Rain is already spreading across the area this afternoon as a plume of moisture moves north. The immediate coastline and the inland portion of the midcoast is currently seeing light to moderate rain and this will continue through the evening with rain slowly expanding NW. Light to moderate rain should continue throughout most of the early part of the night mainly east of the Turnpike.
The main feature of this storm will be a sharp gradient on the back side of the system with 5 or 10 miles making up the difference between a few sprinkles and a half inch of rain ending as an inch of snow. As a result, the forecast is especially touchy for areas west of the Midcoast where 1-4″ is likely depending on elevation. Once you get to the I-295/I-95 corridor, a very sharp dropoff in snow totals is likely with some areas seeing up to 2″ and others but a few midnight flakes.
All precip, rain or snow, comes to an end early tomorrow morning with everyone west of I-95 dry by sunup and everyone else soon thereafter. The rest of tomorrow looks cool but nice with clearing skies and NW winds bringing in cooler and drier air.

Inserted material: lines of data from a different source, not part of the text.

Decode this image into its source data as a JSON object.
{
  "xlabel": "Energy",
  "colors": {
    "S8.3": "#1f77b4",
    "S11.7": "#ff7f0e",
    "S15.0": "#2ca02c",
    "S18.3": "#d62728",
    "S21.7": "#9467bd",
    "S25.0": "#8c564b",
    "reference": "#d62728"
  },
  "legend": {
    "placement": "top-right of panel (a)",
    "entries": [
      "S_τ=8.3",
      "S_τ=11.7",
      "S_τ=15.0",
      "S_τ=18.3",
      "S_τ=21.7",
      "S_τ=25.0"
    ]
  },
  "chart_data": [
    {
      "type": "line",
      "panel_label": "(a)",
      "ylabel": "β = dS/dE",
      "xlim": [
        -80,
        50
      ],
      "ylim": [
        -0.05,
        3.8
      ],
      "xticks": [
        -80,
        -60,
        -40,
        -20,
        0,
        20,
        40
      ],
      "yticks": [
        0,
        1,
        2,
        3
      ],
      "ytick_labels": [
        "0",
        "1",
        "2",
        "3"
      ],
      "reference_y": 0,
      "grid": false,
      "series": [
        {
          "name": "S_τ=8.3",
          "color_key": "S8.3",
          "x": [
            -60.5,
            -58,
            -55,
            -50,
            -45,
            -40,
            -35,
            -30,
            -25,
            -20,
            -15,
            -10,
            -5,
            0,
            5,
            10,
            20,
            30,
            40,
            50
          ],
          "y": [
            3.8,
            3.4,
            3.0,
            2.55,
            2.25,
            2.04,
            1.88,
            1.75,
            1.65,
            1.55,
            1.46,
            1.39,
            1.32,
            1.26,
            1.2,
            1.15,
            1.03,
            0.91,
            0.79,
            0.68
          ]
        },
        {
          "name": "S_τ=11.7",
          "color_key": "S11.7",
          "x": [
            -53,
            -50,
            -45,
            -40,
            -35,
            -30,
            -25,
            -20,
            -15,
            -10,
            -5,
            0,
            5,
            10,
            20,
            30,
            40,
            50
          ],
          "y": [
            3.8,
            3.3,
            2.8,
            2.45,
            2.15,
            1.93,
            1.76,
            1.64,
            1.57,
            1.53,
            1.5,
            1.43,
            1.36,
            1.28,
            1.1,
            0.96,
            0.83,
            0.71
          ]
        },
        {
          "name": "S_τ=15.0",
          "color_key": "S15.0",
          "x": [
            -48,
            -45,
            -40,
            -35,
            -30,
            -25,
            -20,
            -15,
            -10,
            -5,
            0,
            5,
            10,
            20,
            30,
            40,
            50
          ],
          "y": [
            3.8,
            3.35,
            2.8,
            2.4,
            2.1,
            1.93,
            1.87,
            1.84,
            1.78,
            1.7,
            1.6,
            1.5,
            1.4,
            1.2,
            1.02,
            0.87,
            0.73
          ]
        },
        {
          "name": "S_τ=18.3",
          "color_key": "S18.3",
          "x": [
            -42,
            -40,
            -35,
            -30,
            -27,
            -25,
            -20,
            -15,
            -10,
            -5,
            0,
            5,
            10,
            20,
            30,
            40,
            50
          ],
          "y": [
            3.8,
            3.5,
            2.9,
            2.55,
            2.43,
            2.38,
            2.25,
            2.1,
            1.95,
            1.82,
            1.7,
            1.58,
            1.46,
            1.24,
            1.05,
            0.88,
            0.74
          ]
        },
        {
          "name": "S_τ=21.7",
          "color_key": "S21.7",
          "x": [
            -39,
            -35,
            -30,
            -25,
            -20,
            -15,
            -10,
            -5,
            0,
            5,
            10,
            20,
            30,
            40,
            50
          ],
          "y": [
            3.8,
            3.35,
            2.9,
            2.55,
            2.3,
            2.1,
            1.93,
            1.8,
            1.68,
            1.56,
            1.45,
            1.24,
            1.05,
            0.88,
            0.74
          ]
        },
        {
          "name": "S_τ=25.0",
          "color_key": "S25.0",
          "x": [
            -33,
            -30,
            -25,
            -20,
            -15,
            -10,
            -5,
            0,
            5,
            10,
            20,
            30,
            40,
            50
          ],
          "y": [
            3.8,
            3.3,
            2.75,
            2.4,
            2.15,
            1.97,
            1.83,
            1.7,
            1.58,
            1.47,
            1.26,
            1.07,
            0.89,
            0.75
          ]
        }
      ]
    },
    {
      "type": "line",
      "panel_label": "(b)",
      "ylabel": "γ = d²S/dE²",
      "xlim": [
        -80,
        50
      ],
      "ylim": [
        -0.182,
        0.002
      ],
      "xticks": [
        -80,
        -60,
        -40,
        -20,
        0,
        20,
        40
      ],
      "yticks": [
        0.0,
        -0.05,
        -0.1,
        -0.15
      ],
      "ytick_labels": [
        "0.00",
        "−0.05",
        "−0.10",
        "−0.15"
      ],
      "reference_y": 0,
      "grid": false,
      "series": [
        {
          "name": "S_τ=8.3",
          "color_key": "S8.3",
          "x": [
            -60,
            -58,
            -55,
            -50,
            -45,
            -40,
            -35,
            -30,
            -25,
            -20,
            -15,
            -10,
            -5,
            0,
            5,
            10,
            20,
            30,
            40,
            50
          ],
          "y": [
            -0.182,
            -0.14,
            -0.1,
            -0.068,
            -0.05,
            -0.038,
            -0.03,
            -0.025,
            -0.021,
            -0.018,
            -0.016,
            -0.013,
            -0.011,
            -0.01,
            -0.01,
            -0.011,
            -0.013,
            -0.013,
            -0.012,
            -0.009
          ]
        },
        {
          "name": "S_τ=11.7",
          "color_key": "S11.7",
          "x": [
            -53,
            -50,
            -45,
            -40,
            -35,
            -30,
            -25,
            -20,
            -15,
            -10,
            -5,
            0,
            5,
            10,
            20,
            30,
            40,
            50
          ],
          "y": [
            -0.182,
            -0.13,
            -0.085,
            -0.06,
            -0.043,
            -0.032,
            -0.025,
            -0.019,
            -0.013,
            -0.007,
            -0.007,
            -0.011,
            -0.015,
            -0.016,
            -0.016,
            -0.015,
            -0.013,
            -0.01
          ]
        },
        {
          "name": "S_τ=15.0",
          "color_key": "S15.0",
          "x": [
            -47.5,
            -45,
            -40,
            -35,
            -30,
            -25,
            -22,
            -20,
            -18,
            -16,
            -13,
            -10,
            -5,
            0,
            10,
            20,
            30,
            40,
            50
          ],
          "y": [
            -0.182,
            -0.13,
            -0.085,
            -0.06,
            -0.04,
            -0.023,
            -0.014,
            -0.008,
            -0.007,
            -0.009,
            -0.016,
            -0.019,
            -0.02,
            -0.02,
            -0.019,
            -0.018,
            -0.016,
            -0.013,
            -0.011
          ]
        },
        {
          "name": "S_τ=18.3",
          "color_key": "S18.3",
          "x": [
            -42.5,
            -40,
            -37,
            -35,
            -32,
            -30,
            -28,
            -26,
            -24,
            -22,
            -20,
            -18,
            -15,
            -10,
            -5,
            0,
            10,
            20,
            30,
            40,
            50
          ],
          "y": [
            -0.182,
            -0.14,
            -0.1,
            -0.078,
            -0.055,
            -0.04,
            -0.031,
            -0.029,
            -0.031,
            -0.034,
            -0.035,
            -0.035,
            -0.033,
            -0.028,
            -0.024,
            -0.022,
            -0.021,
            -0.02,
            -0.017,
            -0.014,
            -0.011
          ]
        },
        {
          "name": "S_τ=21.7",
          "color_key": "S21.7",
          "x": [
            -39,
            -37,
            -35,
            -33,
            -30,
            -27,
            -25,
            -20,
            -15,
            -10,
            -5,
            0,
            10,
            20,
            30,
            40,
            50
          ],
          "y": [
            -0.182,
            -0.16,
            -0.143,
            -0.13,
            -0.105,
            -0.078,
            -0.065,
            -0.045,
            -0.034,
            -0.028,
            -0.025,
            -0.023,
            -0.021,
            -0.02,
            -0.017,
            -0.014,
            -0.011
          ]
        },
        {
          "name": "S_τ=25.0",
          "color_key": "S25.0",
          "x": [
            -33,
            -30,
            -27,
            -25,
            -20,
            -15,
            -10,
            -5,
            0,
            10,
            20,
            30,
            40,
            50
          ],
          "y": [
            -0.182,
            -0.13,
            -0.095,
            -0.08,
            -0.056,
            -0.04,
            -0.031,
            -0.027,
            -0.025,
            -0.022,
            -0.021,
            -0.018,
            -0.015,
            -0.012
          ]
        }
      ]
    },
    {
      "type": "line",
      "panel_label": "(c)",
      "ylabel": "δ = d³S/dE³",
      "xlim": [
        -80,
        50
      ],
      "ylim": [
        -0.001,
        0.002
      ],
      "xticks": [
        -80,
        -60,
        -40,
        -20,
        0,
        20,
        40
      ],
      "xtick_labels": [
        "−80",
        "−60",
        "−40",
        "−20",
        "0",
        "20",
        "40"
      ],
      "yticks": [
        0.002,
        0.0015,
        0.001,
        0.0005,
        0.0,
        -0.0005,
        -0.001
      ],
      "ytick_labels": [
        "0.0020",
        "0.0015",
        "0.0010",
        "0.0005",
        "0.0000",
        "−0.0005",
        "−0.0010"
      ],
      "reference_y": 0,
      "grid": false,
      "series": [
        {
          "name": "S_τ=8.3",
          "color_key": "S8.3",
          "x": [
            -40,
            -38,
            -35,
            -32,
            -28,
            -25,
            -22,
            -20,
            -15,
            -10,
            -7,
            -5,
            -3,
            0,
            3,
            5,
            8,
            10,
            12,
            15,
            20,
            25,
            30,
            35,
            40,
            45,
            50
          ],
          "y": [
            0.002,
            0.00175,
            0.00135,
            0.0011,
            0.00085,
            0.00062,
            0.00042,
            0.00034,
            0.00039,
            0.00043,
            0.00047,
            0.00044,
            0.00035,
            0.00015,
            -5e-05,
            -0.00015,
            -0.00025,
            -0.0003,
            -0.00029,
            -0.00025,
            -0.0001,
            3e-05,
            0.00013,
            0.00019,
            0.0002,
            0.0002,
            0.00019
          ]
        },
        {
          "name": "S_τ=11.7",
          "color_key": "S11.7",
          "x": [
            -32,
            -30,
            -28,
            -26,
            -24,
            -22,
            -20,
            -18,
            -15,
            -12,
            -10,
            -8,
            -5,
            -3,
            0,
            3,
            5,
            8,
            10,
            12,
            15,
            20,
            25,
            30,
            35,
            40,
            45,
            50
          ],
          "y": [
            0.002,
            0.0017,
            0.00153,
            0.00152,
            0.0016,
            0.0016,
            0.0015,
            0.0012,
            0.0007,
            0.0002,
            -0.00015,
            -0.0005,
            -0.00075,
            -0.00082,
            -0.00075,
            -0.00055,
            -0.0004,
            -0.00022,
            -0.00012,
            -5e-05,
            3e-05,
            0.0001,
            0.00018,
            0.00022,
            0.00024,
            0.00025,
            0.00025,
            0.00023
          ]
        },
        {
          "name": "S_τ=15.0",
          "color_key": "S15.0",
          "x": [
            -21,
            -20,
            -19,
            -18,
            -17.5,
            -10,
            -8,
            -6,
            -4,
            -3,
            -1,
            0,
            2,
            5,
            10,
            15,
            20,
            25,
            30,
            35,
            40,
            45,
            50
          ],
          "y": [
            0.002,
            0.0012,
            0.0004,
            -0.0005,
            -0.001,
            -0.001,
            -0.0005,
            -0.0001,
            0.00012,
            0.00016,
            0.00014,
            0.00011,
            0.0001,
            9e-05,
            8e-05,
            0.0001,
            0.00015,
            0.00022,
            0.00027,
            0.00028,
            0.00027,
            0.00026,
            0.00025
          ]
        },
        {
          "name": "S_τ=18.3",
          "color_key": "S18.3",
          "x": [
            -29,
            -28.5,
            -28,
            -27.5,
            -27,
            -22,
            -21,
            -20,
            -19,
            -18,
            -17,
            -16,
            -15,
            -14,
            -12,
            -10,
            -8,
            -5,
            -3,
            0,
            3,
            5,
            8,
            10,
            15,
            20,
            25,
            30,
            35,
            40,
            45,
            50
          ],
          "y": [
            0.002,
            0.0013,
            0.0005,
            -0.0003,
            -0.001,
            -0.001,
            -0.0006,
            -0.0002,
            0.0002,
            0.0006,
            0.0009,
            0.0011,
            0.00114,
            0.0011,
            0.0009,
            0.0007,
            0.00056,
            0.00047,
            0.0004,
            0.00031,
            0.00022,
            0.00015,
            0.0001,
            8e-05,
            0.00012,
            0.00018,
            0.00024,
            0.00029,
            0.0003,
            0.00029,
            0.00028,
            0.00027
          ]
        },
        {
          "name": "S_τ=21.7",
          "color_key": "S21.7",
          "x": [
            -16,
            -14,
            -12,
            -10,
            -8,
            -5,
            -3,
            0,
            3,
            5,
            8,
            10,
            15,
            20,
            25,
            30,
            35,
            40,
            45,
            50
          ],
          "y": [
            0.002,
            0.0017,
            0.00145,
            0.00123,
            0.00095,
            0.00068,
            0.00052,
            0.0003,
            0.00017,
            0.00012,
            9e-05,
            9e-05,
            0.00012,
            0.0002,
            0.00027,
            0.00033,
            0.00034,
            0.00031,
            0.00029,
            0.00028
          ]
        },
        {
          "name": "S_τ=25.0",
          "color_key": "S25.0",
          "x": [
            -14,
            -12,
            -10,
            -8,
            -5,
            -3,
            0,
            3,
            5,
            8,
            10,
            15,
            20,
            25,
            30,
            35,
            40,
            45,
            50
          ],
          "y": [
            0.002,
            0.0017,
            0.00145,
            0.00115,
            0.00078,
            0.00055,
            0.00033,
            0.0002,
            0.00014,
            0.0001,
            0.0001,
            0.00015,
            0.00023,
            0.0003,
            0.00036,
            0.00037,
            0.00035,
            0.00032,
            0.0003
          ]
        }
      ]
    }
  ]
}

Every storm has a surprise and by virtue of surprises, they largely remain unknown but if there was one place I had to guess there would be a surprise, it’s where there’s been one already. There were indications that the trough at the 500mb level would be negatively tilted with this storm for days. Finally, the surface forecasts caught up to that and in the past 24 hours the forecast has gone from ‘chance of a flurry midcoast’ to ‘many people get their first accumulating snow’. This trend has smoothed out with the afternoon guidance today but don’t be surprised if this thing comes a tad farther west and instead of a dusting, you end up with 2″ of snow. After all, it would really only take 25 miles to make that big of a difference for some.
The other, equally possible surprise is that the same cold NW winds bringing in the cold air to change things over to snow also come with enough dry air to shut off the precip early, especially because NW winds downslope off the mountains which dries the air even more. For a full explanation of downsloping in relation to temperature, check out my neat weather tidbit from a few weeks ago. While that post talks specifically about temperature, the same principle applies to moisture in that when air rises, moisture condenses and forms clouds/precip etc. just like it cools and when it sinks, the opposite happens. The post also includes a general overview on downsloping which applies to this forecast.
While the last two paragraphs could reasonably be perceived as me covering myself in case the forecast goes wrong, my hope is that in case it does, you can at least know why. As I’ve said several times, part of my goal here is to educate you about why weather happens as well as to tell you what’s likely to happen.
Speaking of what’s likely to happen, here’s a look at how much snow to expect when all is said and done. All in all, not a big deal but it still will be nice to see the flakes flying in November.
I’ll have another update on tomorrow’s weather in the morning.